Der Rückruf des französischen Botschafters in Canberra und des Botschafters in New York ist zwar beispiellos, aber es ist nicht das erste Mal, dass Frankreich und die USA strategisch aneinandergeraten sind.
Als die USA 2003 im Sicherheitsrat der Vereinten Nationen die Genehmigung für eine Invasion im Irak einholen wollten, wurde diese zurückgezogen, nachdem klar wurde, dass die ständigen Mitglieder Frankreich – und Russland – ihr Vetorecht nutzen würden, um die Invasion zu verhindern.
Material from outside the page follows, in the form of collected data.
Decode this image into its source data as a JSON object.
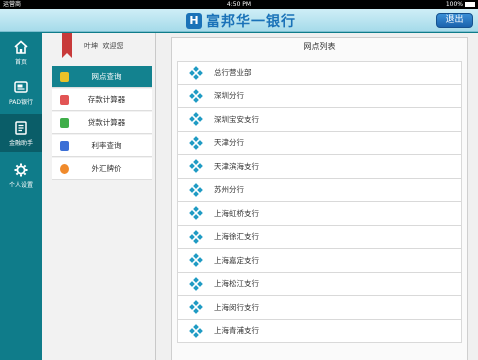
{
  "status_bar": {
    "carrier": "运营商",
    "time": "4:50 PM",
    "battery": "100%"
  },
  "header": {
    "brand_logo_letter": "H",
    "brand_name": "富邦华一银行",
    "exit_label": "退出"
  },
  "left_nav": [
    {
      "label": "首页",
      "icon": "home-icon"
    },
    {
      "label": "PAD银行",
      "icon": "pad-bank-icon"
    },
    {
      "label": "金融助手",
      "icon": "finance-assistant-icon",
      "active": true
    },
    {
      "label": "个人设置",
      "icon": "gear-icon"
    }
  ],
  "middle_panel": {
    "greeting_name": "叶坤",
    "greeting_text": "欢迎您",
    "menu": [
      {
        "label": "网点查询",
        "icon": "location-icon",
        "color": "#e9c229",
        "active": true
      },
      {
        "label": "存款计算器",
        "icon": "deposit-calculator-icon",
        "color": "#e25454"
      },
      {
        "label": "贷款计算器",
        "icon": "loan-calculator-icon",
        "color": "#3fae49"
      },
      {
        "label": "利率查询",
        "icon": "rate-chart-icon",
        "color": "#3b6fd6"
      },
      {
        "label": "外汇牌价",
        "icon": "fx-rate-icon",
        "color": "#f08a2b"
      }
    ]
  },
  "branch_list": {
    "title": "网点列表",
    "items": [
      "总行营业部",
      "深圳分行",
      "深圳宝安支行",
      "天津分行",
      "天津滨海支行",
      "苏州分行",
      "上海虹桥支行",
      "上海徐汇支行",
      "上海嘉定支行",
      "上海松江支行",
      "上海闵行支行",
      "上海青浦支行"
    ]
  },
  "colors": {
    "accent": "#0f7c8a",
    "brand_blue": "#1a72b8",
    "diamond": "#1f9bc4"
  }
}
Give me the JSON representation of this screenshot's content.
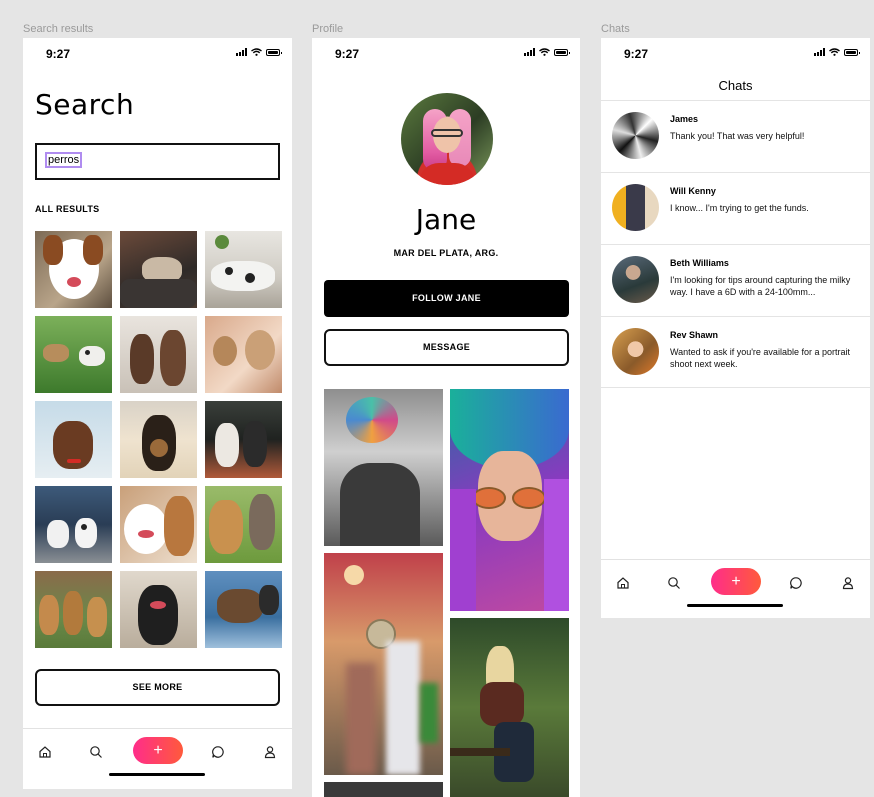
{
  "frames": {
    "search_label": "Search results",
    "profile_label": "Profile",
    "chats_label": "Chats"
  },
  "status": {
    "time": "9:27"
  },
  "search": {
    "title": "Search",
    "query": "perros",
    "section": "ALL RESULTS",
    "see_more": "SEE MORE"
  },
  "profile": {
    "name": "Jane",
    "location": "MAR DEL PLATA, ARG.",
    "follow": "FOLLOW JANE",
    "message": "MESSAGE"
  },
  "chats": {
    "title": "Chats",
    "items": [
      {
        "name": "James",
        "message": "Thank you! That was very helpful!"
      },
      {
        "name": "Will Kenny",
        "message": "I know... I'm trying to get the funds."
      },
      {
        "name": "Beth Williams",
        "message": "I'm looking for tips around capturing the milky way. I have a 6D with a 24-100mm..."
      },
      {
        "name": "Rev Shawn",
        "message": "Wanted to ask if you're available for a portrait shoot next week."
      }
    ]
  },
  "tabbar": {
    "icons": [
      "home-icon",
      "search-icon",
      "plus-icon",
      "chat-bubble-icon",
      "user-icon"
    ],
    "fab_label": "+"
  },
  "colors": {
    "fab_start": "#ff2d8a",
    "fab_end": "#ff5a3c",
    "query_highlight": "#b08cf0"
  }
}
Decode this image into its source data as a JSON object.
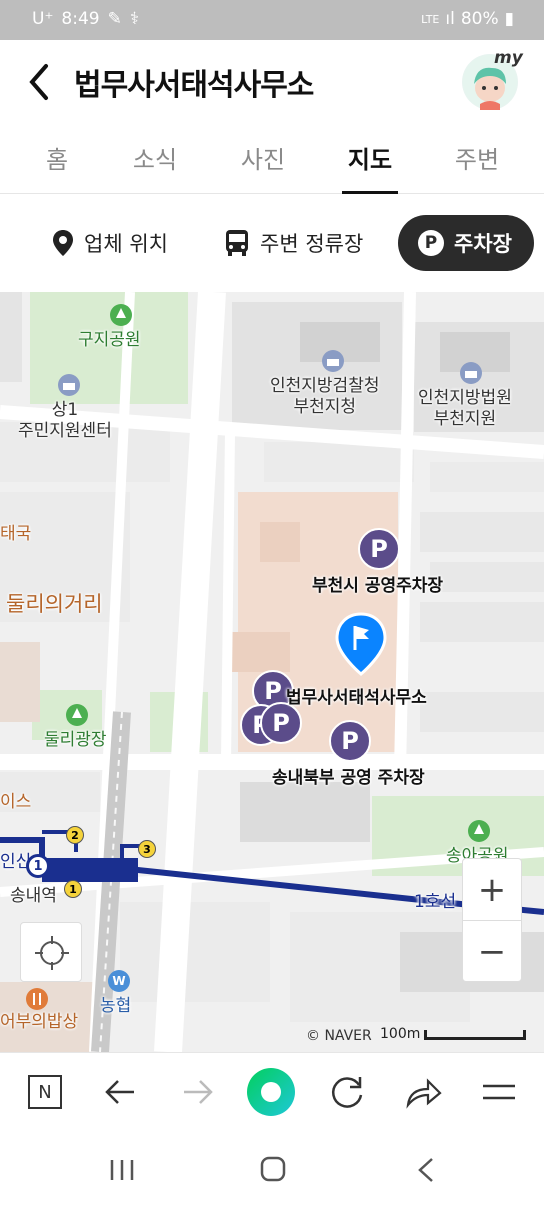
{
  "status_bar": {
    "carrier": "U⁺",
    "time": "8:49",
    "network": "LTE",
    "battery": "80%"
  },
  "header": {
    "title": "법무사서태석사무소",
    "avatar_badge": "my"
  },
  "tabs": [
    {
      "label": "홈"
    },
    {
      "label": "소식"
    },
    {
      "label": "사진"
    },
    {
      "label": "지도",
      "active": true
    },
    {
      "label": "주변"
    }
  ],
  "chips": [
    {
      "label": "업체 위치",
      "icon": "location-pin-icon"
    },
    {
      "label": "주변 정류장",
      "icon": "bus-icon"
    },
    {
      "label": "주차장",
      "icon": "parking-icon",
      "active": true
    }
  ],
  "map": {
    "labels": {
      "park1": "구지공원",
      "prosecutor": "인천지방검찰청\n부천지청",
      "court": "인천지방법원\n부천지원",
      "center": "상1\n주민지원센터",
      "country": "태국",
      "street": "둘리의거리",
      "square": "둘리광장",
      "ice": "이스",
      "station": "송내역",
      "line": "1호선",
      "park2": "송아공원",
      "bank": "농협",
      "restaurant": "어부의밥상",
      "station_partial": "인신"
    },
    "parking": {
      "lot1": "부천시 공영주차장",
      "lot2": "송내북부 공영 주차장",
      "marker_symbol": "P"
    },
    "place": "법무사서태석사무소",
    "exits": [
      "2",
      "3",
      "1"
    ],
    "line_number": "1",
    "bank_symbol": "W",
    "zoom_in": "+",
    "zoom_out": "−",
    "copyright": "© NAVER",
    "scale": "100m"
  },
  "browser_bar": {
    "home": "N"
  },
  "colors": {
    "parking": "#5b4c8a",
    "pin": "#0a84ff",
    "subway": "#1a2f8f",
    "park": "#cfe8c4",
    "building": "#f2dccf"
  }
}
Auch Frankreichs damaliger Außenminister Dominique de Villepin erhielt für seine Rede gegen den Irak-Krieg vor den Vereinten Nationen am 14. Februar 2003 großen Beifall.
Es besteht kein Zweifel, dass die „Fragmentierung“, von der EU-Außenpolitikchef Borrell sprach, real ist, ebenso wie der Wunsch der EU, dem Aufstieg Chinas entgegenzuwirken und ihn einzudämmen.
Doch auch wenn Peking versuchen mag, das stümperhafte und erbitterte strategische Machtspiel zwischen den westlichen Staaten auszunutzen, so ist es doch unstrittig, wo die ultimativen Schlachtlinien gezogen werden.